筆者は、これまでダイヤモンド・オンラインで、「モンスター◯◯」をたびたび取り上げ、実録として紹介してきた。今回は、通常の感覚では理解しかねるような「モンスター公務員」の事例を20~40代男女に聞いて集めてみた。こんなモンスター公務員と関わったことはないだろうか。

合コンでエグい
思い出を語る消防士

 まずは、モンスター度・初級(「筆者が集めたエピソードの中では比較的軽度であり、初級と分類してみた」と補足しておく)の事例から見ていきたい。

 「若いときに消防士と合コンをしたことがあります。決して嫌なタイプの人たちではなかったんですが、彼らが現場で見たという悲惨な話を事細かにされたときは、けっこう引いてしまいました。

 例えば、消防署内で昼食用にハンバーグを作っていたら、急遽現場に出動することになったんだそうです。当然、ハンバーグはそのままにして、現場へ向かいますよね。それから勤務後に戻ってきて、ハンバーグ作りを再開しつつ『これ、さっき(現場で)見たやつじゃん(笑)』みたいな会話をしたね、と懐かしそうに話すんです。

 そんな裏話(?)的なものは聞きたくなかったですし、亡くなった人もいたのに不謹慎だなあと、暗くて嫌な気持ちになりました」(30代女性)

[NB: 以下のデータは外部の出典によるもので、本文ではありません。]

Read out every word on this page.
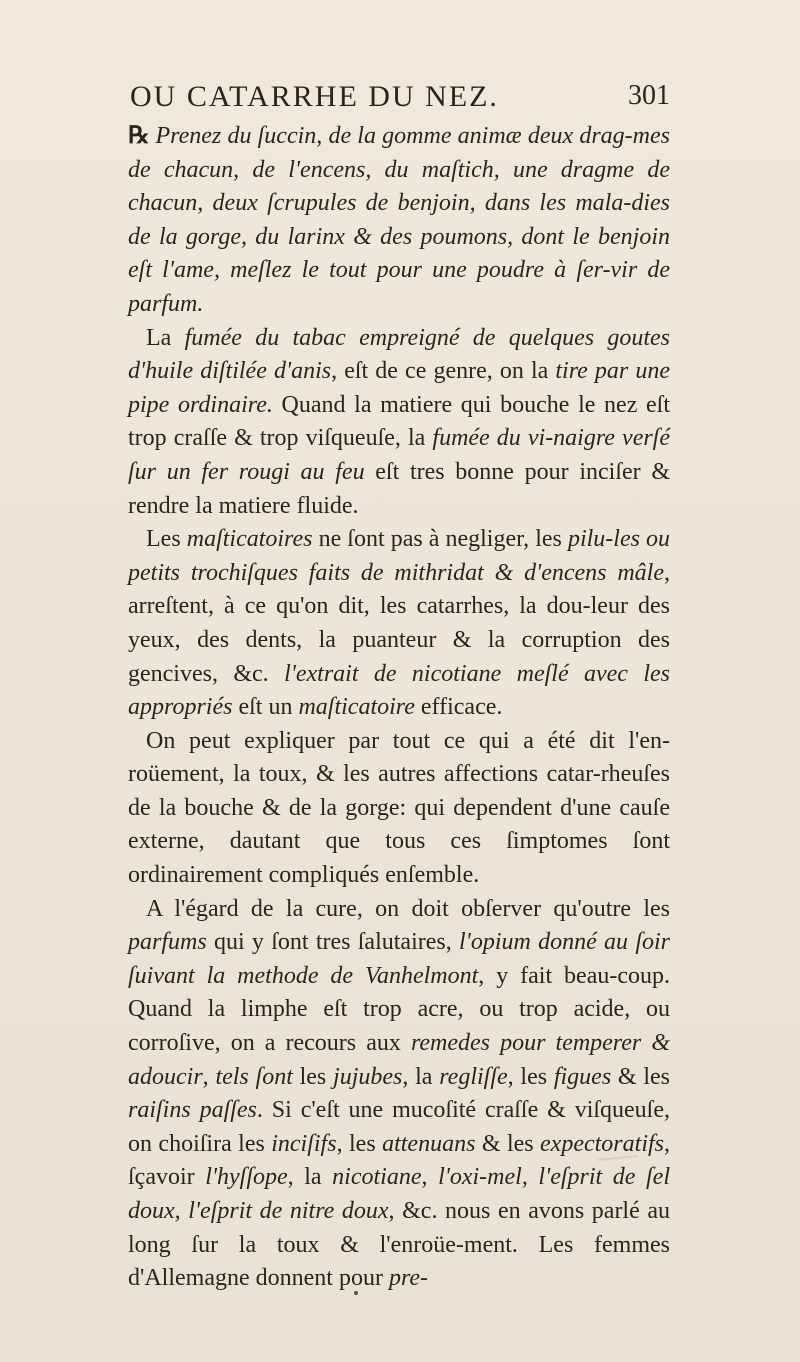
OU CATARRHE DU NEZ.	301

℞ Prenez du ſuccin, de la gomme animæ deux drag-mes de chacun, de l'encens, du maſtich, une dragme de chacun, deux ſcrupules de benjoin, dans les mala-dies de la gorge, du larinx & des poumons, dont le benjoin eſt l'ame, meſlez le tout pour une poudre à ſer-vir de parfum.

La fumée du tabac empreigné de quelques goutes d'huile diſtilée d'anis, eſt de ce genre, on la tire par une pipe ordinaire. Quand la matiere qui bouche le nez eſt trop craſſe & trop viſqueuſe, la fumée du vi-naigre verſé ſur un fer rougi au feu eſt tres bonne pour inciſer & rendre la matiere fluide.

Les maſticatoires ne ſont pas à negliger, les pilu-les ou petits trochiſques faits de mithridat & d'encens mâle, arreſtent, à ce qu'on dit, les catarrhes, la dou-leur des yeux, des dents, la puanteur & la corruption des gencives, &c. l'extrait de nicotiane meſlé avec les appropriés eſt un maſticatoire efficace.

On peut expliquer par tout ce qui a été dit l'en-roüement, la toux, & les autres affections catar-rheuſes de la bouche & de la gorge: qui dependent d'une cauſe externe, dautant que tous ces ſimptomes ſont ordinairement compliqués enſemble.

A l'égard de la cure, on doit obſerver qu'outre les parfums qui y ſont tres ſalutaires, l'opium donné au ſoir ſuivant la methode de Vanhelmont, y fait beau-coup. Quand la limphe eſt trop acre, ou trop acide, ou corroſive, on a recours aux remedes pour temperer & adoucir, tels ſont les jujubes, la regliſſe, les figues & les raiſins paſſes. Si c'eſt une mucoſité craſſe & viſqueuſe, on choiſira les inciſifs, les attenuans & les expectoratifs, ſçavoir l'hyſſope, la nicotiane, l'oxi-mel, l'eſprit de ſel doux, l'eſprit de nitre doux, &c. nous en avons parlé au long ſur la toux & l'enroüe-ment. Les femmes d'Allemagne donnent pour pre-
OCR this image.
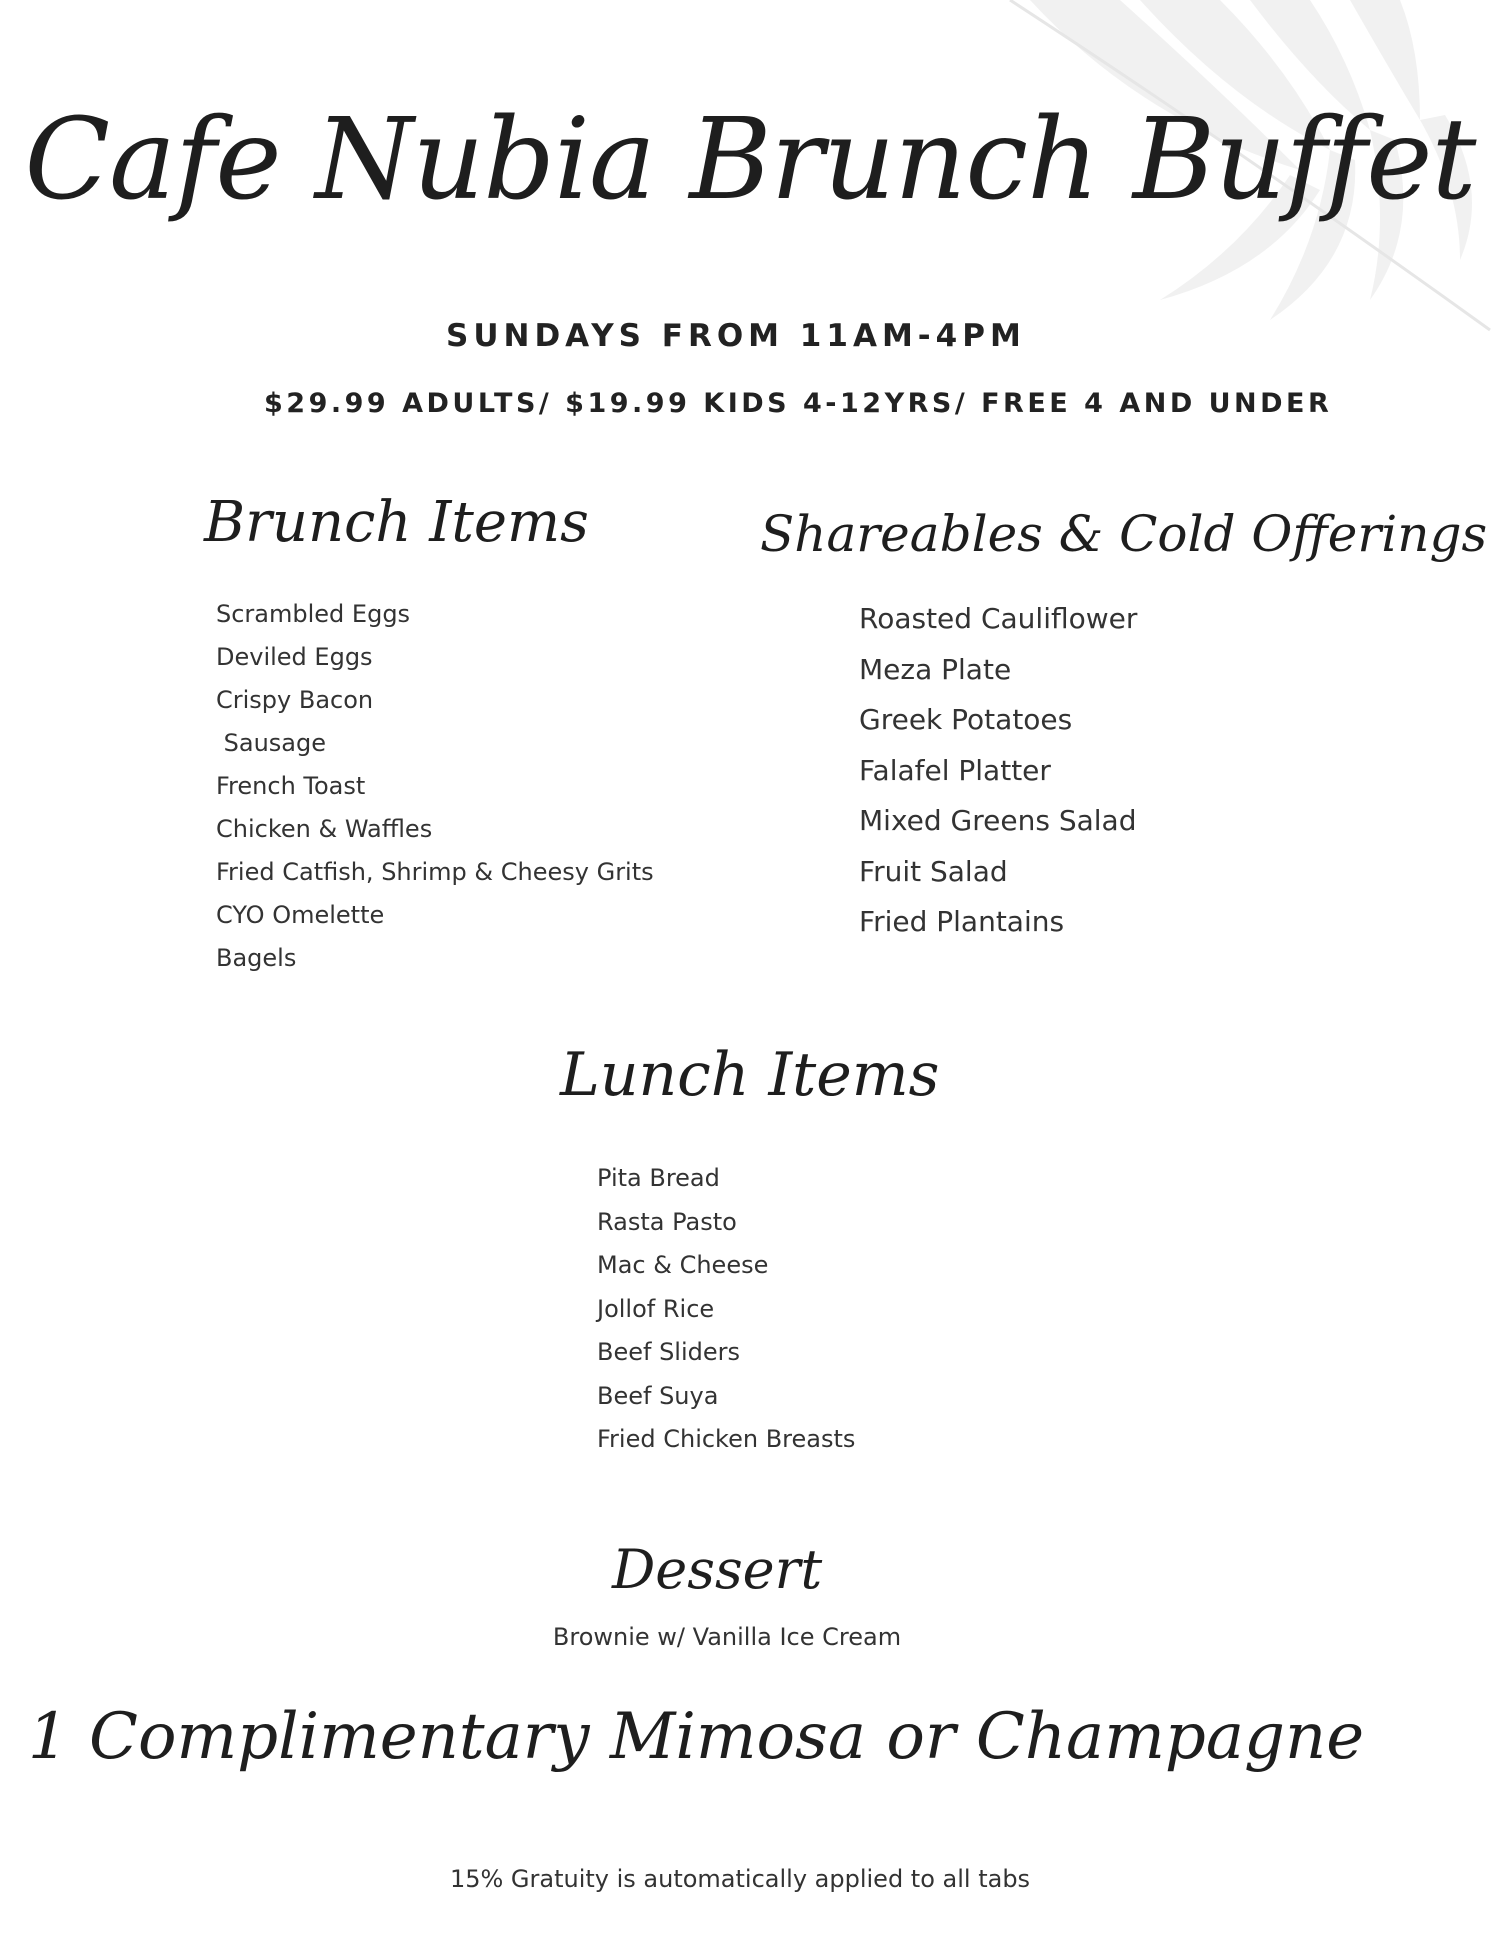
Cafe Nubia Brunch Buffet

SUNDAYS FROM 11AM-4PM

$29.99 ADULTS/ $19.99 KIDS 4-12YRS/ FREE 4 AND UNDER

Brunch Items
Scrambled Eggs
Deviled Eggs
Crispy Bacon
Sausage
French Toast
Chicken & Waffles
Fried Catfish, Shrimp & Cheesy Grits
CYO Omelette
Bagels
Shareables & Cold Offerings
Roasted Cauliflower
Meza Plate
Greek Potatoes
Falafel Platter
Mixed Greens Salad
Fruit Salad
Fried Plantains
Lunch Items
Pita Bread
Rasta Pasto
Mac & Cheese
Jollof Rice
Beef Sliders
Beef Suya
Fried Chicken Breasts
Dessert

Brownie w/ Vanilla Ice Cream

1 Complimentary Mimosa or Champagne

15% Gratuity is automatically applied to all tabs
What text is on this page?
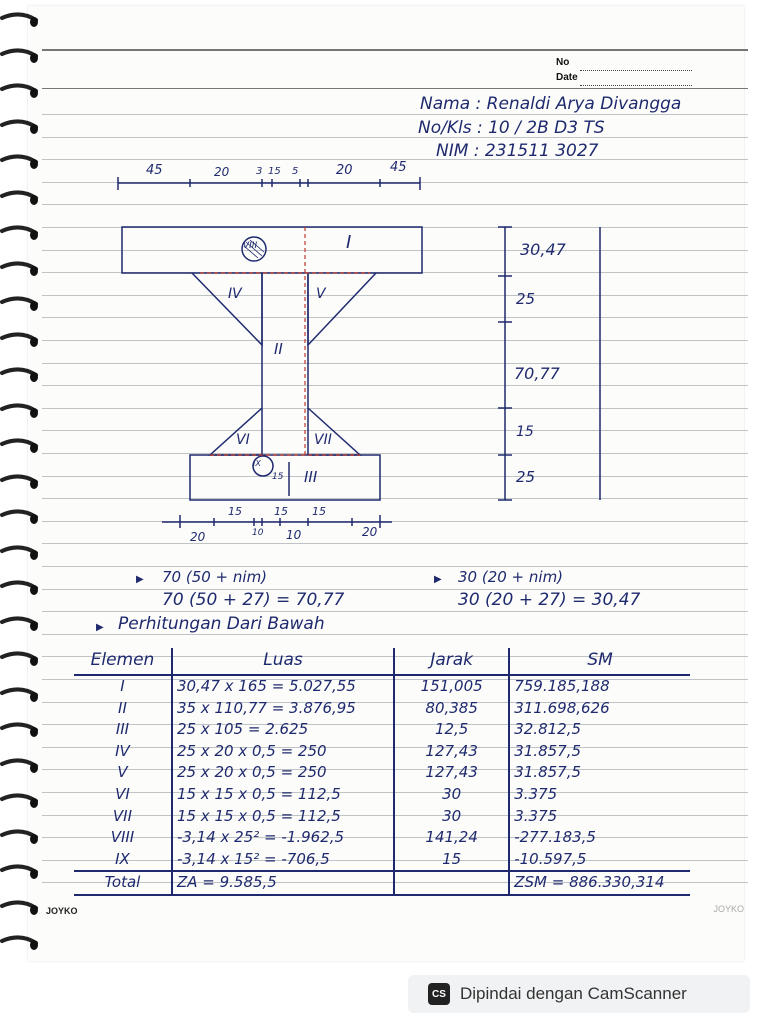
No
Date
Nama : Renaldi Arya Divangga
No/Kls : 10 / 2B D3 TS
NIM : 231511 3027
45	20	3 15 5	20	45
30,47
25
70,77
15
25
I
II
III
IV	V
VI	VII
VIII
IX
15
15	15 15
20	10 10	20
▶ 70 (50 + nim)
70 (50 + 27) = 70,77
▶ 30 (20 + nim)
30 (20 + 27) = 30,47
▶ Perhitungan Dari Bawah
Elemen	Luas	Jarak	SM
I	30,47 x 165 = 5.027,55	151,005	759.185,188
II	35 x 110,77 = 3.876,95	80,385	311.698,626
III	25 x 105 = 2.625	12,5	32.812,5
IV	25 x 20 x 0,5 = 250	127,43	31.857,5
V	25 x 20 x 0,5 = 250	127,43	31.857,5
VI	15 x 15 x 0,5 = 112,5	30	3.375
VII	15 x 15 x 0,5 = 112,5	30	3.375
VIII	-3,14 x 25² = -1.962,5	141,24	-277.183,5
IX	-3,14 x 15² = -706,5	15	-10.597,5
Total	ZA = 9.585,5		ZSM = 886.330,314
JOYKO	JOYKO
CS Dipindai dengan CamScanner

 合コンという楽しい場にふさわしい話題ではないし、亡くなった方にも失礼な話ではないだろうか。消防士に関連するエピソードは他にもあった。

「救急隊を呼んだところ、先に消防隊がやってきたことがある。そのとき、消防士らが『とりあえず来ました感』を出していて、やる気がないのに驚いた」(30代女性)

 救急現場で消防隊と救急隊が連携して救急・救護活動などを行うことを「PA連携」という。119番通報をすると、通常は現場から最も近いところにいる救急隊が出動するが、救急需要は年々増加傾向にあり、救急隊が出払っていて現場付近にいないケースもある。その場合は現場に近い消防隊が救急隊より前に駆けつけ、患者に応急処置を行うのだ。

 「消防士は何もしてくれなかったし、むしろ消防隊がきたことで、近所の人に余計な心配をかけてしまったので、来ないでくれたほうが良かった。最終的には救急隊が来てくれましたし」と、前出の女性は語る。